The Sixth Circuit’s Decision
The Sixth Circuit affirmed, unanimously holding the relator failed adequately to plead a “false statement” or a “claim for payment” as required by FCA.5
With regard to the alleged false statements, the court reasoned that the HITECH Act and its implementing regulations require Kettering take certain steps to secure its system, including conducting a risk analysis and implementing appropriate security policies and procedures for its EHR system. The Sixth Circuit found, however, that the alleged individual breaches did not amount to a violation of the HITECH Act, nor did Relator’s allegations regarding the individual breaches show a lack of the policies and procedures required by the Act. In reaching that conclusion, the court noted that the Act contemplates that breaches may occur, even when policies and procedures are in place, and does not impose strict liability for such occurrences. Furthermore, Kettering’s response to the alleged breaches demonstrates that it had measures in place to detect and investigate unauthorized access. As for Kettering’s decision not to provide the specific monitoring report requested by the relator, the court concluded that HITECH itself did not require the use of specific software, let alone use of that specific report, and thus, even if the court credited Relator’s assumption that failing to provide the report to her meant the report had not been run at all, relator had failed to allege a violation of the Act.

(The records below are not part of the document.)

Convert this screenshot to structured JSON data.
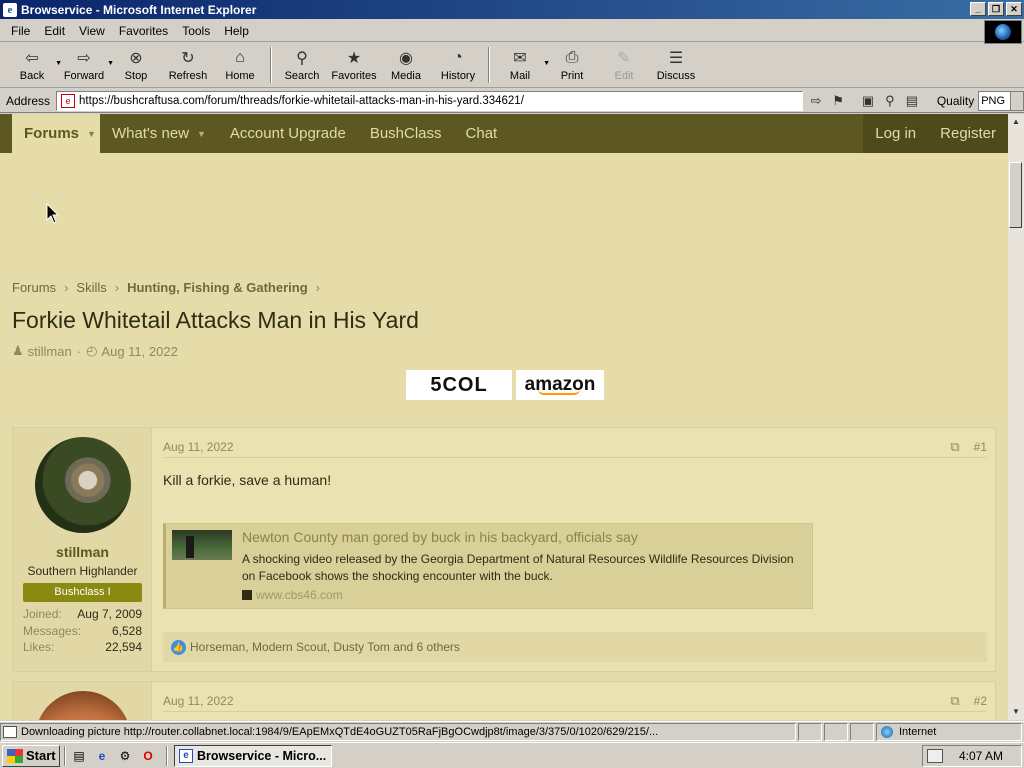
{
  "window": {
    "title": "Browservice - Microsoft Internet Explorer",
    "controls": [
      "_",
      "❐",
      "✕"
    ]
  },
  "menu": [
    "File",
    "Edit",
    "View",
    "Favorites",
    "Tools",
    "Help"
  ],
  "toolbar": [
    {
      "label": "Back",
      "icon": "back-arrow-icon",
      "glyph": "⇦",
      "dropdown": true,
      "enabled": true
    },
    {
      "label": "Forward",
      "icon": "forward-arrow-icon",
      "glyph": "⇨",
      "dropdown": true,
      "enabled": true
    },
    {
      "label": "Stop",
      "icon": "stop-icon",
      "glyph": "⊗",
      "enabled": true
    },
    {
      "label": "Refresh",
      "icon": "refresh-icon",
      "glyph": "↻",
      "enabled": true
    },
    {
      "label": "Home",
      "icon": "home-icon",
      "glyph": "⌂",
      "enabled": true
    },
    {
      "label": "Search",
      "icon": "search-icon",
      "glyph": "⚲",
      "enabled": true
    },
    {
      "label": "Favorites",
      "icon": "favorites-icon",
      "glyph": "★",
      "enabled": true
    },
    {
      "label": "Media",
      "icon": "media-icon",
      "glyph": "◉",
      "enabled": true
    },
    {
      "label": "History",
      "icon": "history-icon",
      "glyph": "◔",
      "enabled": true
    },
    {
      "label": "Mail",
      "icon": "mail-icon",
      "glyph": "✉",
      "dropdown": true,
      "enabled": true
    },
    {
      "label": "Print",
      "icon": "print-icon",
      "glyph": "⎙",
      "enabled": true
    },
    {
      "label": "Edit",
      "icon": "edit-icon",
      "glyph": "✎",
      "enabled": false
    },
    {
      "label": "Discuss",
      "icon": "discuss-icon",
      "glyph": "☰",
      "enabled": true
    }
  ],
  "address": {
    "label": "Address",
    "url": "https://bushcraftusa.com/forum/threads/forkie-whitetail-attacks-man-in-his-yard.334621/",
    "quality_label": "Quality",
    "quality_value": "PNG"
  },
  "site_nav": {
    "tabs": [
      {
        "label": "Forums",
        "active": true,
        "caret": true
      },
      {
        "label": "What's new",
        "caret": true
      },
      {
        "label": "Account Upgrade"
      },
      {
        "label": "BushClass"
      },
      {
        "label": "Chat"
      }
    ],
    "right": [
      "Log in",
      "Register"
    ]
  },
  "breadcrumb": [
    "Forums",
    "Skills",
    "Hunting, Fishing & Gathering"
  ],
  "thread": {
    "title": "Forkie Whitetail Attacks Man in His Yard",
    "author": "stillman",
    "date": "Aug 11, 2022"
  },
  "badges": {
    "scol": "5COL",
    "amazon": "amazon"
  },
  "posts": [
    {
      "username": "stillman",
      "user_title": "Southern Highlander",
      "banner": "Bushclass I",
      "stats": [
        {
          "label": "Joined:",
          "value": "Aug 7, 2009"
        },
        {
          "label": "Messages:",
          "value": "6,528"
        },
        {
          "label": "Likes:",
          "value": "22,594"
        }
      ],
      "date": "Aug 11, 2022",
      "number": "#1",
      "body": "Kill a forkie, save a human!",
      "unfurl": {
        "title": "Newton County man gored by buck in his backyard, officials say",
        "description": "A shocking video released by the Georgia Department of Natural Resources Wildlife Resources Division on Facebook shows the shocking encounter with the buck.",
        "source": "www.cbs46.com"
      },
      "reactions": "Horseman, Modern Scout, Dusty Tom and 6 others"
    },
    {
      "date": "Aug 11, 2022",
      "number": "#2"
    }
  ],
  "status": {
    "message": "Downloading picture http://router.collabnet.local:1984/9/EApEMxQTdE4oGUZT05RaFjBgOCwdjp8t/image/3/375/0/1020/629/215/...",
    "zone": "Internet"
  },
  "taskbar": {
    "start": "Start",
    "task": "Browservice - Micro...",
    "time": "4:07 AM"
  }
}
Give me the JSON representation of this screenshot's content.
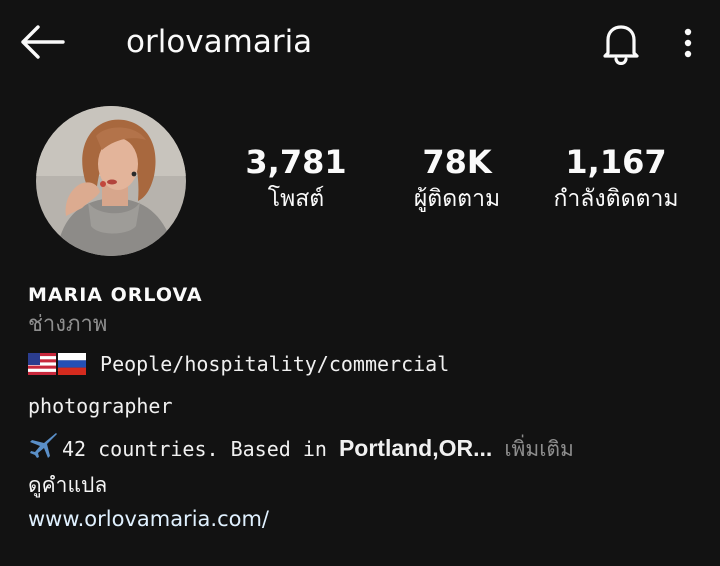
{
  "header": {
    "username": "orlovamaria",
    "back_icon": "arrow-left-icon",
    "bell_icon": "bell-icon",
    "more_icon": "more-vertical-icon"
  },
  "profile": {
    "stats": {
      "posts": {
        "value": "3,781",
        "label": "โพสต์"
      },
      "followers": {
        "value": "78K",
        "label": "ผู้ติดตาม"
      },
      "following": {
        "value": "1,167",
        "label": "กำลังติดตาม"
      }
    },
    "full_name": "MARIA ORLOVA",
    "category": "ช่างภาพ",
    "bio": {
      "line1": "People/hospitality/commercial",
      "line2": "photographer",
      "line3_prefix": "42 countries. Based in ",
      "line3_location": "Portland,OR",
      "line3_ellipsis": "...",
      "more": "เพิ่มเติม",
      "flags": [
        "us-flag-icon",
        "russia-flag-icon"
      ],
      "plane_icon": "airplane-icon"
    },
    "see_translation": "ดูคำแปล",
    "website": "www.orlovamaria.com/"
  },
  "colors": {
    "background": "#121212",
    "text": "#fafafa",
    "secondary": "#8e8e8e",
    "link": "#e0f1ff"
  }
}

The Sixth Circuit also affirmed the district court’s determination that relator’s complaint failed to allege any false claims with the specificity required by Rule 9(b). In the Sixth Circuit, there is “[a] clear and unequivocal requirement that a relator allege specific false claims” in order to survive a motion to dismiss an FCA complaint. Sheldon, 816 F.3d at 411. A relator must plead with specificity “characteristic” examples that are “illustrative of the class” of claims covered by the alleged scheme. Id. at 412. Here, the relator failed to point to any specific claim for payment and instead relied on the assumption that false claims “must have been submitted at some point.” Because this approach is one the Sixth Circuit had previously held fails to satisfy Rule 9(b), the panel held the complaint had been properly dismissed.

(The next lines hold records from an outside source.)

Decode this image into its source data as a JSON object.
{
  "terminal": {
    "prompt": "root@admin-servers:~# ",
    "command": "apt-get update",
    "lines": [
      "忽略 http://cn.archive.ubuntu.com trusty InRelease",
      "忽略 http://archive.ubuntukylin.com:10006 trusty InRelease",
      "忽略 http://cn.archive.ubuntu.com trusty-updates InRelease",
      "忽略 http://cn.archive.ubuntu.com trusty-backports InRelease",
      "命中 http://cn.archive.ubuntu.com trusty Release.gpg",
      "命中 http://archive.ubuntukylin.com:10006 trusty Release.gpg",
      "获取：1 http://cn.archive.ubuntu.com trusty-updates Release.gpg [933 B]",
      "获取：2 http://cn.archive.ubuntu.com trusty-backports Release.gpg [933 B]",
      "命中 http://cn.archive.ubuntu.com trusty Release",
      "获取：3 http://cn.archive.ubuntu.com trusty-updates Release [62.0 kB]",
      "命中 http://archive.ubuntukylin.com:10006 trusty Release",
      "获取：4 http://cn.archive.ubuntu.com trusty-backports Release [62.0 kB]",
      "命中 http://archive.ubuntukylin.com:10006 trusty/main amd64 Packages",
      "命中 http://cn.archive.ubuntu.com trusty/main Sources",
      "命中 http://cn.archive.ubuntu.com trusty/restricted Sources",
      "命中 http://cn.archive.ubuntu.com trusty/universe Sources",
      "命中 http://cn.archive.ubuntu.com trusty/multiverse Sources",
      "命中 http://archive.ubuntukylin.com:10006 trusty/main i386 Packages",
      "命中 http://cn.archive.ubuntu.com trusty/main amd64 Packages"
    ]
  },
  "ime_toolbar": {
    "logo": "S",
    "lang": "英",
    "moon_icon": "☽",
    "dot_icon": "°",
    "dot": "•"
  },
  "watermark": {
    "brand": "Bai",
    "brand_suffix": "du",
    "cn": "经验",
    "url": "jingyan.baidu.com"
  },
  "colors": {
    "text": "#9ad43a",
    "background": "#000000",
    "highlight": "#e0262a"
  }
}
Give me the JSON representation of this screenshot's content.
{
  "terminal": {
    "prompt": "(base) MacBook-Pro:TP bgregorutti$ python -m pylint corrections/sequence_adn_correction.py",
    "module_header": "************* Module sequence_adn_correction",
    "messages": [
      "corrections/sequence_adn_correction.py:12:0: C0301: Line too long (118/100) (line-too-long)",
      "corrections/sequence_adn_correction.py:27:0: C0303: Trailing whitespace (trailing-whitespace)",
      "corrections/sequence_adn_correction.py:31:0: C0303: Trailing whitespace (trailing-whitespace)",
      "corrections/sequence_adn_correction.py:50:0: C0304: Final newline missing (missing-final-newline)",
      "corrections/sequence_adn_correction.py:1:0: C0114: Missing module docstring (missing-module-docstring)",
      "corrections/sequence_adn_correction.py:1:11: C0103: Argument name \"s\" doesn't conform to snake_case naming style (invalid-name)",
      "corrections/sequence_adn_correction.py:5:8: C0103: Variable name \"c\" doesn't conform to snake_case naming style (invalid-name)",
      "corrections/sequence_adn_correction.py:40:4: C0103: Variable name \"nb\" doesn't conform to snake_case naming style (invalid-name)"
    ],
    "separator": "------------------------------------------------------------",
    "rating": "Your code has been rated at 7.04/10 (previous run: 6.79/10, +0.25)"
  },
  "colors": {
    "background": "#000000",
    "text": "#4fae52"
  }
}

Implications of the Decision
The Sixth Circuit’s decision offers some comfort to entities that must comply with the HITECH Act. A data breach and the resulting harms are distinct from a violation of the laws and regulations governing the protection of that data. Specific disclosures of information cannot be assumed to be sufficient to show non-compliance with a broader obligation to implement data security policies and procedures. Furthermore, the response to a data breach actually provides an entity with an opportunity to demonstrate its adherence to its policies and procedures.